L’attaquant, Karim Braham-Chaouch, pense que le match face au CAB sera très important, car ça sera peut-être la dernière chance de garder espoir pour réussir le maintien, en indiquant que son équipe fera tout pour gagner ce match.
Comment se présente pour vous ce match face au CAB ?
Ça sera certainement un match très difficile, car il nous oppose à une équipe qui est touché dans son amour-propre après sa défaite lors de la précédente journée face à l’USM El Harrach et qui fera donc tout pour tenter de revenir avec un résultat probant de son déplacement à Alger devant nous. Toutefois, il est clair qu’on ne se laissera pas faire et qu’on fera tout pour les battre et essayer de nous reprendre.
C’est donc un match très important pour vous ?

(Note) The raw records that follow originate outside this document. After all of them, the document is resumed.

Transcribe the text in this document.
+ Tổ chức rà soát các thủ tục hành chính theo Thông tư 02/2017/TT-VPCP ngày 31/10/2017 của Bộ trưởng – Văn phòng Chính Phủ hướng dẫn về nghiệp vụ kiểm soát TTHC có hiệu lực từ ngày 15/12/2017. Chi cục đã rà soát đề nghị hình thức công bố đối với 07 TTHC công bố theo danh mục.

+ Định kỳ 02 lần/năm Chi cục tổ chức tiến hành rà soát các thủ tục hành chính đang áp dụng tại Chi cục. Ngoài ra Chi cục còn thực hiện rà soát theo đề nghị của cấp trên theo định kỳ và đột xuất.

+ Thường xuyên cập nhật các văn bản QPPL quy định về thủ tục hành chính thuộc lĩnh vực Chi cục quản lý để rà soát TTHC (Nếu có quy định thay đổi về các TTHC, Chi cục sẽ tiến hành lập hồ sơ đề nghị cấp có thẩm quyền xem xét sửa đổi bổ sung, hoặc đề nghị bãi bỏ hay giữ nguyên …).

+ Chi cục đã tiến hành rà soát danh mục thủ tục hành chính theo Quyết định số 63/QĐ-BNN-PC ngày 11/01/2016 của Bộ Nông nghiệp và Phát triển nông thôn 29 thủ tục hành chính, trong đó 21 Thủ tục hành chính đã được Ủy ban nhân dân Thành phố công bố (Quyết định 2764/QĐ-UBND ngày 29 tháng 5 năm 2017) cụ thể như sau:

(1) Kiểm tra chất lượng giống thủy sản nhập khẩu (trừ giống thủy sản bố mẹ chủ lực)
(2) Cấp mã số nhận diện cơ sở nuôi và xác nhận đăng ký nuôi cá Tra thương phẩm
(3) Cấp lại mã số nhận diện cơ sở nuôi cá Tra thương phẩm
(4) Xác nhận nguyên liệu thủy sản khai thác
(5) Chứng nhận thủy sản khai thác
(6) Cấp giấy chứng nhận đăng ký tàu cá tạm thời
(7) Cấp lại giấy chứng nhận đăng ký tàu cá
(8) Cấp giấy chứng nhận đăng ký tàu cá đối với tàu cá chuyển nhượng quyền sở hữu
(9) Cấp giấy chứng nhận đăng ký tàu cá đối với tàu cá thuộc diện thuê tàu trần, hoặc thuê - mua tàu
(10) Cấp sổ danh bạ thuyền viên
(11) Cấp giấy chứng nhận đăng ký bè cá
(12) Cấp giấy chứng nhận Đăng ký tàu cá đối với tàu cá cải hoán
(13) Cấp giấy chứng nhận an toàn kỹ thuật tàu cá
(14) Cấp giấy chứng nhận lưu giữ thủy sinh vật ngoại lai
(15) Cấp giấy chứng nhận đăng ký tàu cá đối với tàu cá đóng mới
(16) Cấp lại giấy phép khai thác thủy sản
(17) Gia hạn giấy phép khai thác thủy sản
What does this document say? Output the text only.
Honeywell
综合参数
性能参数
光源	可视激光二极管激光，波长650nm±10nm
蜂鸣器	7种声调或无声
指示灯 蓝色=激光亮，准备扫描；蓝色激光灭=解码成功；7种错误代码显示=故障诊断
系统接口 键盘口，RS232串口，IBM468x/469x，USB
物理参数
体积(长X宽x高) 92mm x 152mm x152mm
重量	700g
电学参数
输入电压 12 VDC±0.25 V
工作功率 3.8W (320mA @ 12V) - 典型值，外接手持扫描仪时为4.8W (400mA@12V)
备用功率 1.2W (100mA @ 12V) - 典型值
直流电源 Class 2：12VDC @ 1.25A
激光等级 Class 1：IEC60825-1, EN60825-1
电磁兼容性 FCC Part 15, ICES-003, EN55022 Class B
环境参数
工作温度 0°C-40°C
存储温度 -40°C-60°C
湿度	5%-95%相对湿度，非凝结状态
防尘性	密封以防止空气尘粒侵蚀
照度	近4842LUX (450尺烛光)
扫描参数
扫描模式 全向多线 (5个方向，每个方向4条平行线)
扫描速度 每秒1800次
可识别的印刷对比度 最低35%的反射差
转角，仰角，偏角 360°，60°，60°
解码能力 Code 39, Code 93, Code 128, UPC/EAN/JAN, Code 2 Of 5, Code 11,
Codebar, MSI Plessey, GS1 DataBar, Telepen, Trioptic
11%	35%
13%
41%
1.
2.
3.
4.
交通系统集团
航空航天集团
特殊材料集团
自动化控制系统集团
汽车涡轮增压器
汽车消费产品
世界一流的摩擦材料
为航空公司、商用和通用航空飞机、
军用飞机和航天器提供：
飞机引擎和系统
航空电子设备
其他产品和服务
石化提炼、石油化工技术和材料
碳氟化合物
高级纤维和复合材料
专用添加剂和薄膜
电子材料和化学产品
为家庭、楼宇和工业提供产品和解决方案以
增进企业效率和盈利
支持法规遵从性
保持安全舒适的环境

Je dirais que c’est un match décisif même. La défaite nous écartera définitivement de la course au maintien en nationale une. Nous ne pouvons pas nous permettre une autre défaite, ni même un match nul à domicile. Tout le monde est conscient de la tâche qui nous attend lors de cette rencontre.
Pensez-vous que le maintien est encore possible ?
Personnellement, je crois qu’il ne faut pas perdre espoir jusqu’à la dernière minute et se donner à fond pour tenter de créer l’exploit de nous maintenir. Certes, la mission sera très difficile, mais il ne faut pas perdre espoir, car le NAHD ne mérite pas ce sort et on doit jouer avec nos tripes pour essayer de nous sortir de cette situation très délicate.
L’attaque ne réussit pas à inscrire des buts, malgré le fait qu’il y ait des joueurs d’expérience dans ce compartiment, pourquoi ?
Je crois que c’est plus un blocage psychologique. Je pense, en effet, que les attaquants dont dispose le NAHD ont le niveau escompté et peuvent donner beaucoup à l’équipe s’il y avait d’autres paramètres et que l’équipe ne se trouvait pas dans cette situation difficile.
Vous-même vous avez marqué deux buts lors du match face à l’ASO en coupe, mais vous n’avez pas confirmé ensuite ?
J’avoue que je passe par une situation difficile tout comme l’équipe. En coupe, j’étais libéré psychologiquement, car je savais que cette compétition n’était pas un objectif pour nous. Toutefois, en championnat, ce n’est pas le cas, car on sent une certaine pression sur nos épaules et c’est pour cette raison qu’on est quelque peu bloqué.
Entretien réalisé par Raouf M.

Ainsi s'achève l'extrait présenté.